İlk endişem eğer TEOG sonrası
inşa edilecek sistem konusu yetkin kişiler haricinde oluşturulmaya
çalışılırsa ve akılcı bir çözüme kavuşturulmazsa bu hamle
hükümetin sonunu getirebilir.
Halkın hoşnutsuzluğu ve memnuniyetsizliği hükümet için
“şah-mat” olayına sebebiyet verebilir. Yaz
döneminde velilerin çocuklarını okula yazdırmak için yaşayacakları
bir kaos ortamı seçimlere mutlaka yansıyacaktır. Eğer hükümet
muhtemel bir erken seçimde veya zamanında yapılacak bir genel
seçimde mat olmak istemiyorsa sınavlar konusunu ve
sistem değişikliğini herkesi memnun edecek şekilde çözmek
zorunda. Yoksa hükumet “şah-mat” olayında
olduğu gibi “şah-TEOG” sonucu bir yenilgiye
uğrayabilir.
Pek tabi bu söylemiş olduğum tablo ilk bakışta siyasi
neden-sonuç ilişkisi olarak değerlendirilebilir. Lakin bu fotoğrafı
yansıtmaya çalışırken daha önceleri defaten yazılarımda zikretmiş
olduğum üzere ülke bütününü ve istikbalini düşünerek dile
getiriyorum.
İkinci endişem ise eğer eğitim sistemimizi
revize edip düzeltmez isek bu sefer mat olan hükümet değil
Türkiye olur.
İşte asıl söylemeye çalıştığım fotoğraf; Osmanlının
sonunu getiren müfredat bozukluğu ve sistem boşlukları hem
siyasi hem de içtimai açıdan sonumuzu getirecek.

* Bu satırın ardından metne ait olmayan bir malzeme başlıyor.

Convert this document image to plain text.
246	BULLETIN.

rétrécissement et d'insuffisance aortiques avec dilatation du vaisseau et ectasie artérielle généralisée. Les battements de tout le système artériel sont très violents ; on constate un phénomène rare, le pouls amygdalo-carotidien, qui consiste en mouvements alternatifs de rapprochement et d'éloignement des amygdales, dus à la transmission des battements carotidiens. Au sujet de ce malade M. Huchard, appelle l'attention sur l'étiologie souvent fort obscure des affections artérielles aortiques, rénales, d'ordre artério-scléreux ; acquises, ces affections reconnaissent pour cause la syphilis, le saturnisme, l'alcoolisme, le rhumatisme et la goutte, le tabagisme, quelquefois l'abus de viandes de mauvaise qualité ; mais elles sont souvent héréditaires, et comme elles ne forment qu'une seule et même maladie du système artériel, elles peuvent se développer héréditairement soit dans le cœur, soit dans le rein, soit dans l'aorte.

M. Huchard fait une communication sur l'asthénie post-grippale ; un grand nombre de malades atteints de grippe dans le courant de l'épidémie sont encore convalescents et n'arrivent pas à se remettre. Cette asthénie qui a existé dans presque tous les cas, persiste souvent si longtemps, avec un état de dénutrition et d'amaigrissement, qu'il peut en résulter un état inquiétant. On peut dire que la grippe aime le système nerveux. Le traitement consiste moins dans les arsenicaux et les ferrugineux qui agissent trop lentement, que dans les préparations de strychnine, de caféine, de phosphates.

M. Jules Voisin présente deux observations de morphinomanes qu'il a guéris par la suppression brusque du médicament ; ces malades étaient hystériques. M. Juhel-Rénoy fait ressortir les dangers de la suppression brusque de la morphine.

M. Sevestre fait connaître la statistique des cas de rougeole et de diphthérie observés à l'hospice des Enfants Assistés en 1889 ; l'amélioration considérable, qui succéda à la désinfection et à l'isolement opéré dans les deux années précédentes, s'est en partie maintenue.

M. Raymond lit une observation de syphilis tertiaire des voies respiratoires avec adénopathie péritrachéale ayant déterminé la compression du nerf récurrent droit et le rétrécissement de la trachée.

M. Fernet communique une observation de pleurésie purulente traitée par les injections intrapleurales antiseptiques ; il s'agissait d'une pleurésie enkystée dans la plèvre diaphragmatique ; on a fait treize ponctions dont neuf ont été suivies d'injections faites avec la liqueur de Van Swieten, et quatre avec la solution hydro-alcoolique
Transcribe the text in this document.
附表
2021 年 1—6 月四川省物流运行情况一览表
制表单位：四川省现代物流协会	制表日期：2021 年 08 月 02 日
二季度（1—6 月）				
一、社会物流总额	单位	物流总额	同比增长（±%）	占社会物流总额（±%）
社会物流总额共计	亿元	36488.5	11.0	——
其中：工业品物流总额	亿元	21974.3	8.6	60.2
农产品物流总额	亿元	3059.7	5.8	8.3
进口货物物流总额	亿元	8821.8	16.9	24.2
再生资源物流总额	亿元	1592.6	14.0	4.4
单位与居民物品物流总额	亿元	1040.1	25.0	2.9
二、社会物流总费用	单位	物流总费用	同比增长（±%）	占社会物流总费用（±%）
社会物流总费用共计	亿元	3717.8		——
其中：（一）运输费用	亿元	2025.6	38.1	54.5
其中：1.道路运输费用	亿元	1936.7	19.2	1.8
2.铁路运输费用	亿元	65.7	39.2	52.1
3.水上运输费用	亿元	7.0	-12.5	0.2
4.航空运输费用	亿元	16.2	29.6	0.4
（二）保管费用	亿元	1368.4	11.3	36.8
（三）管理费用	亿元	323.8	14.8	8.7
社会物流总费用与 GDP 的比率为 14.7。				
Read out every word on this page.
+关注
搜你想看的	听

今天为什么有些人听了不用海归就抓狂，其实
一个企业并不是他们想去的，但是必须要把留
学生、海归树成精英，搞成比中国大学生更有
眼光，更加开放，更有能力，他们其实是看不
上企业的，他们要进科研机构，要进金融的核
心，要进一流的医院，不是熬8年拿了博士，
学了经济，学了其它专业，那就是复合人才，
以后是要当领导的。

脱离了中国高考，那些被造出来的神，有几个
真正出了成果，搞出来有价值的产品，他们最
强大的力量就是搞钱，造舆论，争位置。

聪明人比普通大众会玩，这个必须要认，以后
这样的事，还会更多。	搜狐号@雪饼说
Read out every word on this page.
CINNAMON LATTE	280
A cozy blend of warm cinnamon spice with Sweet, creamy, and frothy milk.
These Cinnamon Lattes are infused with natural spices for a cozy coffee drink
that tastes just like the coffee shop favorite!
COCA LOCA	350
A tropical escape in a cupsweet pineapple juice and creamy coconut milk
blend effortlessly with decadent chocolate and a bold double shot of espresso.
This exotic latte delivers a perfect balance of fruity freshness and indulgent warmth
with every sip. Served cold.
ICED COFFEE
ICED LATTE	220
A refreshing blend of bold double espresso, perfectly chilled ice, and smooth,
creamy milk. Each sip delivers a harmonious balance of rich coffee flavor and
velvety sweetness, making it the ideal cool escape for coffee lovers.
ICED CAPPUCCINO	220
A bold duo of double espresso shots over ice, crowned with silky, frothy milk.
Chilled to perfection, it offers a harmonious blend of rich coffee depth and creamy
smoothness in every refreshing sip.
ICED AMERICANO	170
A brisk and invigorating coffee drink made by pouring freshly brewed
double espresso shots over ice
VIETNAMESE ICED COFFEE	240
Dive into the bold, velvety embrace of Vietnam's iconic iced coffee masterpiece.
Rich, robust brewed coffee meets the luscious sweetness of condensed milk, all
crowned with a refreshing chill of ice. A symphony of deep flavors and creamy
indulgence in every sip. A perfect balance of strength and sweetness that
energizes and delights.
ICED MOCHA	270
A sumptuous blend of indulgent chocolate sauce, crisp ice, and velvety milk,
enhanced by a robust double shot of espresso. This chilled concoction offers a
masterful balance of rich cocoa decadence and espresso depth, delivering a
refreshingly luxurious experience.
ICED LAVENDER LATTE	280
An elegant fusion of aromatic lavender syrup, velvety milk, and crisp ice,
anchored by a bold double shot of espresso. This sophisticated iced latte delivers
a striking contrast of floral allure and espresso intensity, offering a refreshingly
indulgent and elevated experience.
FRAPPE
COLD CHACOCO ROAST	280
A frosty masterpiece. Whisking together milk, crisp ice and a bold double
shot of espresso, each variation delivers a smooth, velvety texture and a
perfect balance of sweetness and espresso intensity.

Daha önceki bir yazımda okutulan müfredatın yetiştirdiği
gençlerin Osmanlı’nın sonunu getirdiğinden bahsetmiştim;
Abdülhamid Han çok büyük ıslahat ve yeniliklere imza
attı. Sanayiden eğitime, ticaretten ulaşıma varıncaya kadar
yüzlerce proje hayata geçirildi.
Eğitim için de bir dizi yenilikler yapılmaya çalışıldı. Günümüz
sisteminden çok farkı olmayan Rüştiye, idadi ve Darülfünun
sistemleri ile birlikte yeni ve lüks okul binaları inşa
edildi.
Almanya’dan getirtilen bir
eğitim Profesörü bu okullardaki görev süresinin
sonunda sunduğu raporda acı bir gerçeği ortaya
çıkardı: "Bu okullarda mevcut müfredatla yetişen
öğrenciler, gün gelir devleti yıkar"
Eğer acilen eğitim sistemimiz düzelmez ise korkarım
Türkiye’nin sonunu getirecek. Son 15 yılda 16 tane
eğitim sistemi ve sınav sistemi denemişiz. Böyle bir şey olabilir
mi? Böyle bir eğitim sisteminden verimlilik beklenebilir mi?
Yine son 15 yılda 6 Milli Eğitim Bakanı görev yapmış.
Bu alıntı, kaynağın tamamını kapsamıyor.